C. The Defendants Motion to Dismiss Based on the Plaintiffs’ Acquiescence
The Defendants argue that each of the Plaintiffs’ claims should be deemed
forfeited under the acquiescence doctrine. As explained above, only the Plaintiffs’
claim of breach of contract against Cephalon remains; the rest of the Plaintiffs’
claims have been dismissed. With respect to the remaining claim, dismissal based
on acquiescence is premature at this pleadings stage. “To prevail on a defense of
acquiescence, a defendant must show: “(1) the plaintiff remained silent (2) with
30
knowledge of her rights (3) and with the knowledge or expectation that the defendant
would likely rely on her silence, (4) the defendant knew of the plaintiff's silence, and
(5) the defendant in fact relied to her detriment on the plaintiff's silence.” 104
The Plaintiffs’ Complaint does not support an argument for acquiescence.

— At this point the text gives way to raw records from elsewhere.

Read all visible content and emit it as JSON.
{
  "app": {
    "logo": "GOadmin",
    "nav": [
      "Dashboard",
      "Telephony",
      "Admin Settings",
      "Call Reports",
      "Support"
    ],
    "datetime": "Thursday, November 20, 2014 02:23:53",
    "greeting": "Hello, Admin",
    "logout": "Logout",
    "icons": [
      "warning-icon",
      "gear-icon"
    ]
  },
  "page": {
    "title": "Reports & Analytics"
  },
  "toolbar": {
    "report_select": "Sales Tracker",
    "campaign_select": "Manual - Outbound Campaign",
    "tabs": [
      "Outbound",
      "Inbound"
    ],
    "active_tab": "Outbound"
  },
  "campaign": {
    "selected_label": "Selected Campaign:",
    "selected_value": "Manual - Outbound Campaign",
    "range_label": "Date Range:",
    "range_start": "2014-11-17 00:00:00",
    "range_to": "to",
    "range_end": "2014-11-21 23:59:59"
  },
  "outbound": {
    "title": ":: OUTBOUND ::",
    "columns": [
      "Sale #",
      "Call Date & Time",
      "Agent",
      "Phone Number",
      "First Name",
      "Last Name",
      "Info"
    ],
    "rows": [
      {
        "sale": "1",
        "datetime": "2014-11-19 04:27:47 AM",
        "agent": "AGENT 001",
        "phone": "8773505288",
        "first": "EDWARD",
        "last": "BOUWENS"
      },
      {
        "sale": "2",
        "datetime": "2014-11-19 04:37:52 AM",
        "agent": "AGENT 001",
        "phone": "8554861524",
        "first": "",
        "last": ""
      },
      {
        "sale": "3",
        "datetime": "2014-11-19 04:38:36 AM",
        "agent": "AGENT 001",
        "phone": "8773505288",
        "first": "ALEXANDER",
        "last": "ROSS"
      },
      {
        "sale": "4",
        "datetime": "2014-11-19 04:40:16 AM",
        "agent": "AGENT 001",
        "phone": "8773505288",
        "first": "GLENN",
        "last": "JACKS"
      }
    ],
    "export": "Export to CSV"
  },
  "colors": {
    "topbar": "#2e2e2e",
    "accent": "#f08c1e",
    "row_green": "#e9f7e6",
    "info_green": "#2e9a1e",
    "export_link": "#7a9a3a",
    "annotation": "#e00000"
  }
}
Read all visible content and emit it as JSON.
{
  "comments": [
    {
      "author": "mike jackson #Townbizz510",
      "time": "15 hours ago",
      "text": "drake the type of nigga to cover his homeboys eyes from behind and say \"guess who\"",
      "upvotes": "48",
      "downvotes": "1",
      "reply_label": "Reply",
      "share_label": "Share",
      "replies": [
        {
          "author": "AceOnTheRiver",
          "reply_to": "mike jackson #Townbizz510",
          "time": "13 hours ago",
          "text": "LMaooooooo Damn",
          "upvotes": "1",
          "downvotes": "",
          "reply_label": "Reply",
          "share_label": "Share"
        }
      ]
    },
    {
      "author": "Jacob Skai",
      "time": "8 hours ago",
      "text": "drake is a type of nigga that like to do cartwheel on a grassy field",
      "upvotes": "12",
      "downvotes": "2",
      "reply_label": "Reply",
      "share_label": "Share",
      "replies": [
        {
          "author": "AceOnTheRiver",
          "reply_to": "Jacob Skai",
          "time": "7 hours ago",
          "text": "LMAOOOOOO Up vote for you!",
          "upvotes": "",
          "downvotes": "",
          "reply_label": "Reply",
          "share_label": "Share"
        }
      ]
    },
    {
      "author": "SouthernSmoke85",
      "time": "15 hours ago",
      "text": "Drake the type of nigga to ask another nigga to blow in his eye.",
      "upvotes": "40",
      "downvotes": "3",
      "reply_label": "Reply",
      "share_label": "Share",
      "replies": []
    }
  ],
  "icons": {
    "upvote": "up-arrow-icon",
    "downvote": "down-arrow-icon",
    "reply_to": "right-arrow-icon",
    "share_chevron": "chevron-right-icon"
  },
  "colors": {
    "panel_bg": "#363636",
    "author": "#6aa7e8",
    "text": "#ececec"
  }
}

The acquiescence doctrine is particularly fact intensive, and the facts supporting
acquiescence are not in the record. As a result, I deny the Defendants’ Motion to
Dismiss based on acquiescence.
III. CONCLUSION
The count of tortious interference with contract brought against Defendants
Teva Ltd. and Teva USA is dismissed for failure to state a claim pursuant to Rule
12(b)(6). As a result, Teva Ltd.’s Motion to Dismiss for lack of personal jurisdiction
pursuant to Rule 12(b)(2) is moot. The count of breach of implied covenant of good
faith and fair dealing brought against Defendant Cephalon is also dismissed for
failure to state claim under Rule 12(b)(6). However, the count of breach of contract
brought against Cephalon survives the Defendants’ Motion to Dismiss. As a result,
the Defendants’ Motions to Dismiss are granted in part and denied in part. The
parties should provide an appropriate form of order.
104
Cedarview Opportunities Master Fund, L.P. v. Spanish Broad. Sys., Inc., 2018 WL 4057012,
at *13 (Del. Ch. Aug. 27, 2018) (internal quotations omitted).